From the Preface to the 1852 Edition of Charles MacKay’s Memoirs of Extraordinary Popular Delusions and the Madness of Crowds (caps in original):
IN READING THE HISTORY OF NATIONS, we find that, like individuals, they have their whims and their peculiarities; their seasons of excitement and recklessness, when they care not what they do. We find that whole communities suddenly fix their minds upon one object, and go mad in its pursuit; that millions of people become simultaneously impressed with one delusion, and run after it, till their attention is caught by some new folly more captivating than the first.
MacKay’s account of what he called The Tulipomania in 17th Century Holland has received the most attention in modern times. The entire nation of Holland was seized with affection for the tulip, sending prices soaring (chart right) beyond any rational measure. The collapse came unexpectedly:
At last, however, the more prudent began to see that this folly could not last for ever. Rich people no longer bought the flowers to keep them in their gardens, but to sell them again at cent per cent profit. It was seen that somebody must lose fearfully in the end. As this conviction spread, prices fell, and never rose again. Confidence was destroyed, and a universal panic seized upon the dealers.
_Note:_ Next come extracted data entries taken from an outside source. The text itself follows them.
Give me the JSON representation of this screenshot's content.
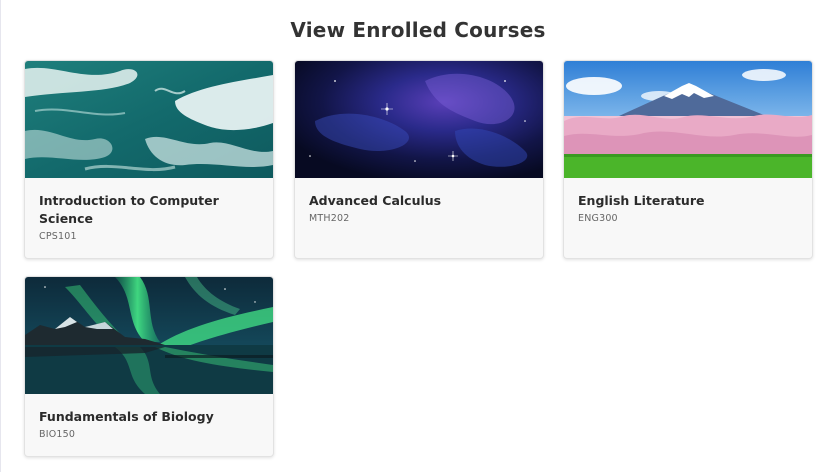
{
  "page": {
    "title": "View Enrolled Courses"
  },
  "courses": [
    {
      "title": "Introduction to Computer Science",
      "code": "CPS101",
      "image": "ocean-waves"
    },
    {
      "title": "Advanced Calculus",
      "code": "MTH202",
      "image": "nebula-space"
    },
    {
      "title": "English Literature",
      "code": "ENG300",
      "image": "mount-fuji-cherry-blossoms"
    },
    {
      "title": "Fundamentals of Biology",
      "code": "BIO150",
      "image": "aurora-borealis"
    }
  ],
  "colors": {
    "title_text": "#333333",
    "card_background": "#f8f8f8",
    "code_text": "#666666"
  }
}
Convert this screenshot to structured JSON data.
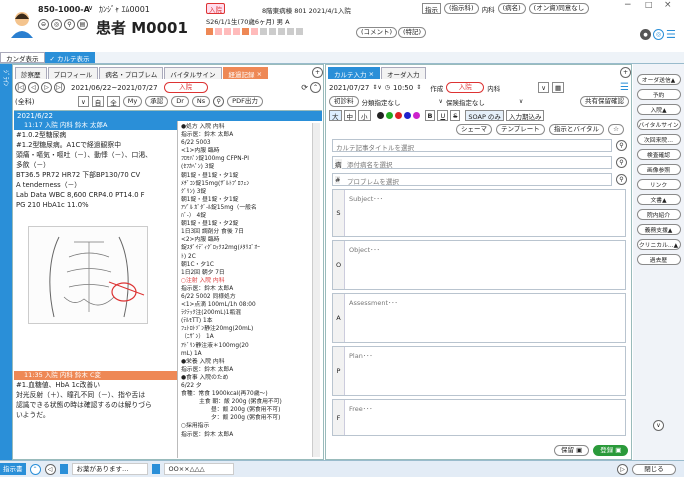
{
  "patient": {
    "id": "850-1000-A",
    "kana": "ｶﾝｼﾞｬ ｴﾑ0001",
    "name": "患者 M0001",
    "dob": "S26/1/1生(70歳6ヶ月) 男 A",
    "status": "入院",
    "ward": "8階東病棟 801 2021/4/1入院",
    "tags": [
      "指示",
      "(指示科)",
      "内科",
      "(病名)",
      "(オン資)同意なし"
    ],
    "comment": "(コメント)",
    "note": "(特記)"
  },
  "top_tabs": [
    "カンダ表示",
    "✓ カルテ表示"
  ],
  "left_pane": {
    "tabs": [
      "診察歴",
      "プロフィール",
      "病名・プロブレム",
      "バイタルサイン",
      "経過記録"
    ],
    "date_range": "2021/06/22~2021/07/27",
    "status_btn": "入院",
    "filter": "(全科)",
    "buttons": [
      "My",
      "承認",
      "Dr",
      "Ns",
      "PDF出力"
    ],
    "date_header": "2021/6/22",
    "entry1_header": "11:17 入院 内科 鈴木 太郎A",
    "entry1_lines": [
      "#1.0.2型糖尿病",
      "#1.2型糖尿病。A1Cで経過観察中",
      "頭痛・嘔気・嘔吐（－）、動悸（－）、口渇、",
      "多飲（－）",
      "BT36.5 PR72 HR72 下部BP130/70 CV",
      "A tenderness（－）",
      "Lab Data WBC 8,600 CRP4.0 PT14.0 F",
      "PG 210 HbA1c 11.0%"
    ],
    "entry2_header": "11:35 入院 内科 鈴木 C変",
    "entry2_lines": [
      "#1.血糖値、HbA 1c改善い",
      "対光反射（＋）、瞳孔不同（－）、指や舌は",
      "認識できる状態の時は確認するのは解りづら",
      "いようだ。"
    ],
    "rx_lines": [
      "●処方        入院 内科",
      "指示医：鈴木 太郎A",
      "6/22  5003",
      "<1>内服 臨時",
      "ﾌﾛﾓﾊﾟﾝ錠100mg CFPN-PI",
      "(ｾﾌｶﾍﾟﾝ)               3錠",
      "朝1錠・昼1錠・夕1錠",
      "ﾒﾁﾞｺﾝ錠15mg(ｻﾞﾙﾄﾌﾟﾛﾌｪﾝ",
      "ｸﾞﾘﾝ)                  3錠",
      "朝1錠・昼1錠・夕1錠",
      "ｱｿﾞﾙ ｶﾞﾀﾞ-ﾙ錠15mg（一般名",
      "ﾊﾞ-）                  4錠",
      "朝1錠・昼1錠・夕2錠",
      "1日3回 調剤分 食後      7日",
      "<2>内服 臨時",
      "錠ｽﾀﾞｲﾃﾞｨｸﾞﾛｯｸｽ2mg(ﾒﾀﾘｽﾞｵｰ",
      "ﾄ)                     2C",
      "朝1C・夕1C",
      "1日2回 朝夕             7日",
      "○注射        入院 内科",
      "指示医：鈴木 太郎A",
      "6/22  5002  同様処方",
      "<1>点滴 100mL/1h 08:00",
      "ﾗｸﾃｯｸ注(200mL)1瓶混",
      "(ﾃﾙﾓTT)               1本",
      "ﾌｪﾄﾛﾄｿﾞﾝ静注20mg(20mL)",
      "（ﾆｻﾞﾝ）              1A",
      "ｱﾄﾞﾘﾝ静注液＊100mg(20",
      "mL)                    1A",
      "●栄養        入院 内科",
      "指示医：鈴木 太郎A",
      "●食事        入院のため",
      "6/22  夕",
      "食種：常食  1900kcal(再70歳～)",
      "主食 朝：飯  200g (粥食用不可)",
      "昼：飯  200g (粥食用不可)",
      "夕：飯  200g (粥食用不可)",
      "○採用指示",
      "指示医：鈴木 太郎A"
    ]
  },
  "right_pane": {
    "tabs": [
      "カルテ入力",
      "オーダ入力"
    ],
    "date": "2021/07/27",
    "time": "10:50",
    "create_label": "作成",
    "status_btn": "入院",
    "dept": "内科",
    "first_visit": "初診料",
    "type1": "分類指定なし",
    "type2": "保険指定なし",
    "shared": "共有保留確認",
    "size_btns": [
      "大",
      "中",
      "小"
    ],
    "style_btns": [
      "B",
      "U",
      "S"
    ],
    "soap_label": "SOAP のみ",
    "input_period": "入力期込み",
    "schema_btn": "シェーマ",
    "template_btn": "テンプレート",
    "vital_btn": "指示とバイタル",
    "search_title": "カルテ記事タイトルを選択",
    "search_disease": "添付病名を選択",
    "search_problem": "プロブレムを選択",
    "soap": [
      {
        "key": "S",
        "placeholder": "Subject･･･"
      },
      {
        "key": "O",
        "placeholder": "Object･･･"
      },
      {
        "key": "A",
        "placeholder": "Assessment･･･"
      },
      {
        "key": "P",
        "placeholder": "Plan･･･"
      },
      {
        "key": "F",
        "placeholder": "Free･･･"
      }
    ],
    "save_btn": "保留",
    "approve_btn": "登録"
  },
  "side": {
    "items": [
      "オーダ送信▲",
      "予約",
      "入院▲",
      "バイタルサイン",
      "次回来院…",
      "検査確認",
      "画像参照",
      "リンク",
      "文書▲",
      "院内紹介",
      "義務支援▲",
      "クリニカル…▲",
      "過去歴"
    ],
    "close": "閉じる"
  },
  "status": {
    "label": "指示書",
    "item1": "お薬があります…",
    "item2": "OO××△△△"
  },
  "colors": {
    "accent": "#2a8fd8",
    "status_red": "#d33",
    "tab_orange": "#e85"
  }
}
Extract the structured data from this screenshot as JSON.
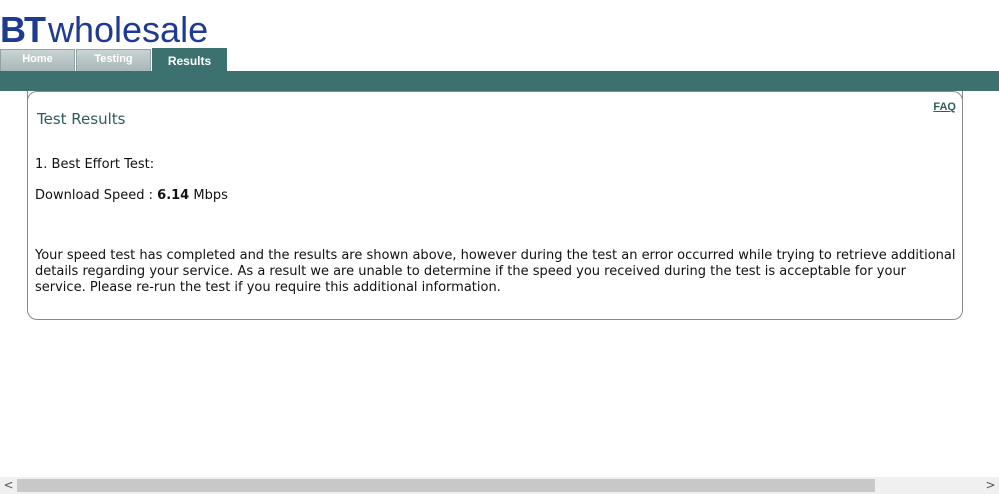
{
  "brand": {
    "logo_bt": "BT",
    "logo_word": "wholesale"
  },
  "tabs": [
    {
      "label": "Home",
      "active": false
    },
    {
      "label": "Testing",
      "active": false
    },
    {
      "label": "Results",
      "active": true
    }
  ],
  "panel": {
    "faq_label": "FAQ",
    "heading": "Test Results",
    "test_title": "1. Best Effort Test:",
    "download_label": "Download Speed : ",
    "download_value": "6.14",
    "download_unit": " Mbps",
    "message": "Your speed test has completed and the results are shown above, however during the test an error occurred while trying to retrieve additional details regarding your service. As a result we are unable to determine if the speed you received during the test is acceptable for your service. Please re-run the test if you require this additional information."
  },
  "scrollbar": {
    "left_arrow": "<",
    "right_arrow": ">"
  },
  "colors": {
    "brand_blue": "#1f3a93",
    "teal": "#3c7170"
  }
}
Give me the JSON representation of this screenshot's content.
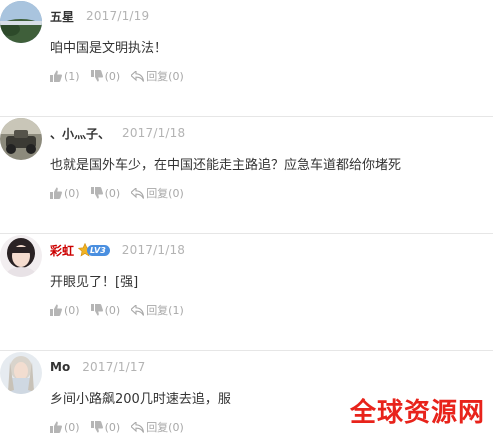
{
  "comments": [
    {
      "username": "五星",
      "date": "2017/1/19",
      "text": "咱中国是文明执法！",
      "likes": "(1)",
      "dislikes": "(0)",
      "reply": "回复(0)"
    },
    {
      "username": "、小灬子、",
      "date": "2017/1/18",
      "text": "也就是国外车少，在中国还能走主路追？应急车道都给你堵死",
      "likes": "(0)",
      "dislikes": "(0)",
      "reply": "回复(0)"
    },
    {
      "username": "彩虹",
      "badge": "LV3",
      "date": "2017/1/18",
      "text": "开眼见了！[强]",
      "likes": "(0)",
      "dislikes": "(0)",
      "reply": "回复(1)"
    },
    {
      "username": "Mo",
      "date": "2017/1/17",
      "text": "乡间小路飙200几时速去追，服",
      "likes": "(0)",
      "dislikes": "(0)",
      "reply": "回复(0)"
    }
  ],
  "watermark": "全球资源网",
  "colors": {
    "name": "#333333",
    "vip_name": "#cc0000",
    "date": "#b3b3b3",
    "watermark": "#e8231b"
  },
  "icons": [
    "thumb-up-icon",
    "thumb-down-icon",
    "reply-arrow-icon",
    "level-star-icon"
  ]
}
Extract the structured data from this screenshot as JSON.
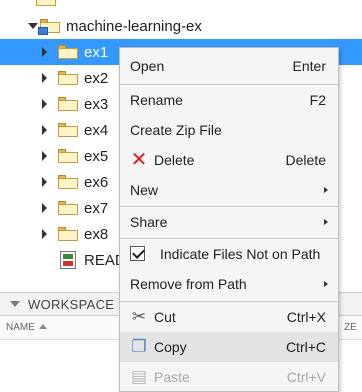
{
  "tree": {
    "root": {
      "label": "machine-learning-ex"
    },
    "items": [
      {
        "label": "ex1",
        "selected": true
      },
      {
        "label": "ex2"
      },
      {
        "label": "ex3"
      },
      {
        "label": "ex4"
      },
      {
        "label": "ex5"
      },
      {
        "label": "ex6"
      },
      {
        "label": "ex7"
      },
      {
        "label": "ex8"
      }
    ],
    "file": {
      "label": "READ"
    }
  },
  "workspace": {
    "title": "WORKSPACE",
    "col_name": "NAME",
    "col_size": "ZE"
  },
  "context_menu": {
    "open": {
      "label": "Open",
      "shortcut": "Enter"
    },
    "rename": {
      "label": "Rename",
      "shortcut": "F2"
    },
    "create_zip": {
      "label": "Create Zip File"
    },
    "delete": {
      "label": "Delete",
      "shortcut": "Delete"
    },
    "new": {
      "label": "New"
    },
    "share": {
      "label": "Share"
    },
    "indicate": {
      "label": "Indicate Files Not on Path",
      "checked": true
    },
    "remove_path": {
      "label": "Remove from Path"
    },
    "cut": {
      "label": "Cut",
      "shortcut": "Ctrl+X"
    },
    "copy": {
      "label": "Copy",
      "shortcut": "Ctrl+C"
    },
    "paste": {
      "label": "Paste",
      "shortcut": "Ctrl+V",
      "disabled": true
    }
  },
  "colors": {
    "selection": "#3399ff",
    "menu_background": "#f5f5f5",
    "delete_icon": "#e02020"
  },
  "icons": [
    "folder-icon",
    "project-folder-icon",
    "file-icon",
    "delete-icon",
    "cut-icon",
    "copy-icon",
    "paste-icon",
    "checkbox-icon",
    "submenu-arrow-icon"
  ]
}
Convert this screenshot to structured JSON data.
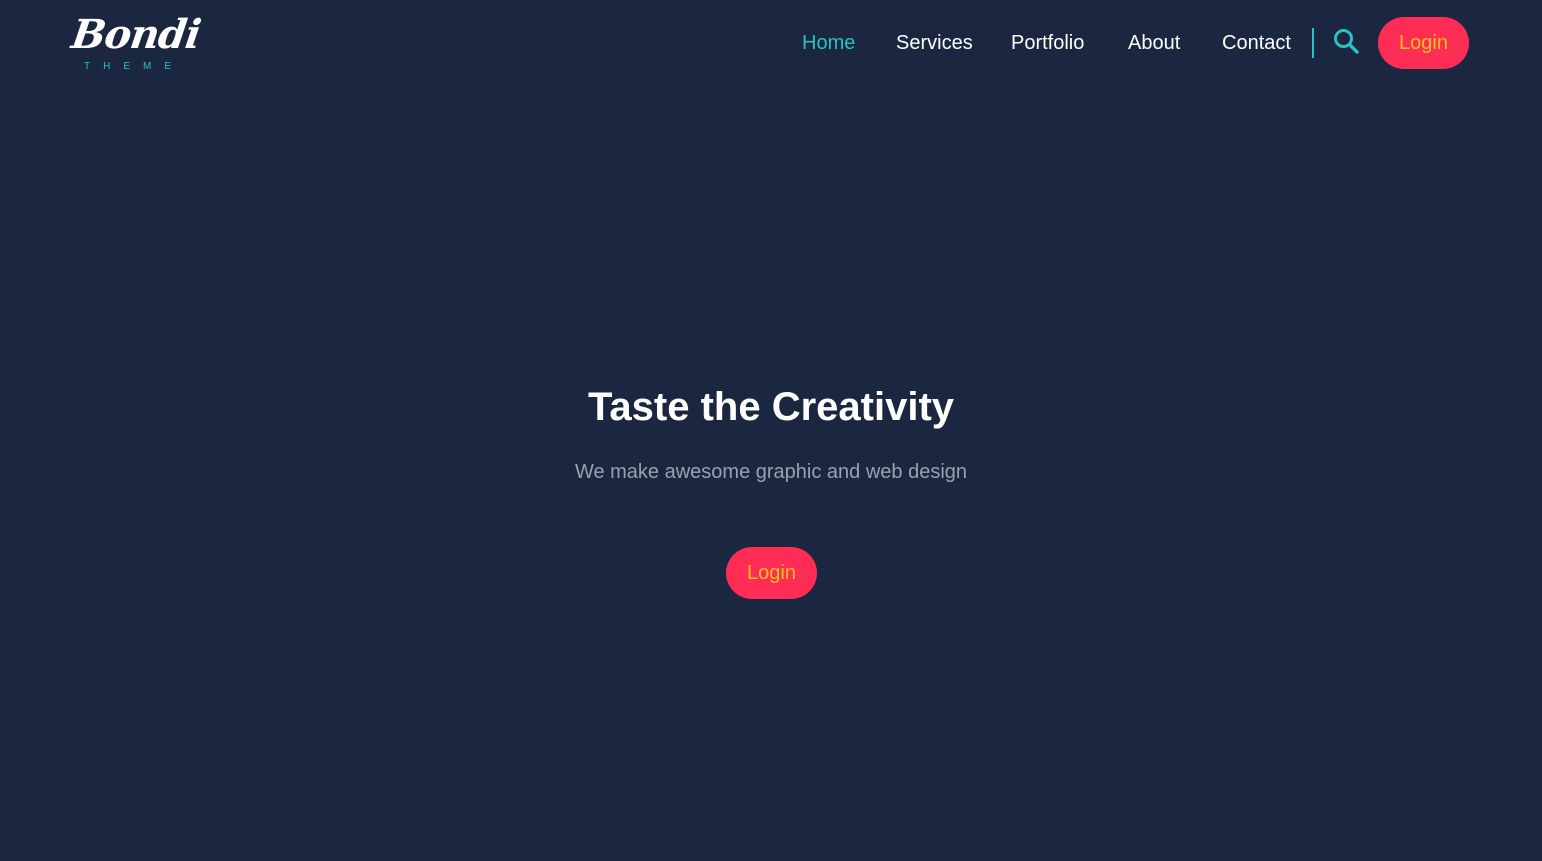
{
  "brand": {
    "logo_text": "Bondi",
    "logo_subtext": "THEME"
  },
  "nav": {
    "items": [
      {
        "label": "Home",
        "active": true
      },
      {
        "label": "Services",
        "active": false
      },
      {
        "label": "Portfolio",
        "active": false
      },
      {
        "label": "About",
        "active": false
      },
      {
        "label": "Contact",
        "active": false
      }
    ],
    "search_icon": "search-icon",
    "login_label": "Login"
  },
  "hero": {
    "title": "Taste the Creativity",
    "subtitle": "We make awesome graphic and web design",
    "login_label": "Login"
  },
  "colors": {
    "background": "#1b2740",
    "accent": "#2bc0c3",
    "button": "#ff2d55",
    "button_text": "#ffc21a",
    "muted_text": "#9aa1ad"
  }
}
Attempts by the government to nullify contracts entered into during the mania were to no avail (can you say “loan modification program”), and the courts refused to enforce such “gambling” contracts:
To find a remedy was beyond the power of the government. Those who were unlucky enough to have had stores of tulips on hand at the time of the sudden reaction were left to bear their ruin as philosophically as they could; those who had made profits were allowed to keep them; but the commerce of the country suffered a severe shock, from which it was many years ere it recovered.
I have described Obamamania, as evidenced most recently by the award of the Nobel Peace Prize, as farce. I stand by that description. But farce is not the only apt term. I think the “folly” described by Charles MacKay over 150 years ago fits as well.
Where are we on the chart of Obama’s rising star at this moment in time? Hard to say. The Dutch tulip mania lasted years. And as with The Tulipomania, the worship of Obama by a large portion of the population is based upon expectations and imaginations beyond any rational measure, rising to the level of mythology.
It is impossible to predict the timing of the collapse — the point at which those gripped by mania recognize their own delusion and refuse to continue. Given how much the mainstream media, Hollywood, academia, European socialists, internationalists, and the left-wing blogosphere have invested in perpetuating the Obama mythology, it may take a while.
But I do know that when the bubble bursts, it will make The Tulipomania seem like a fond memory, because it will not be just those who took part in the mania who will be hurt, but the entire nation.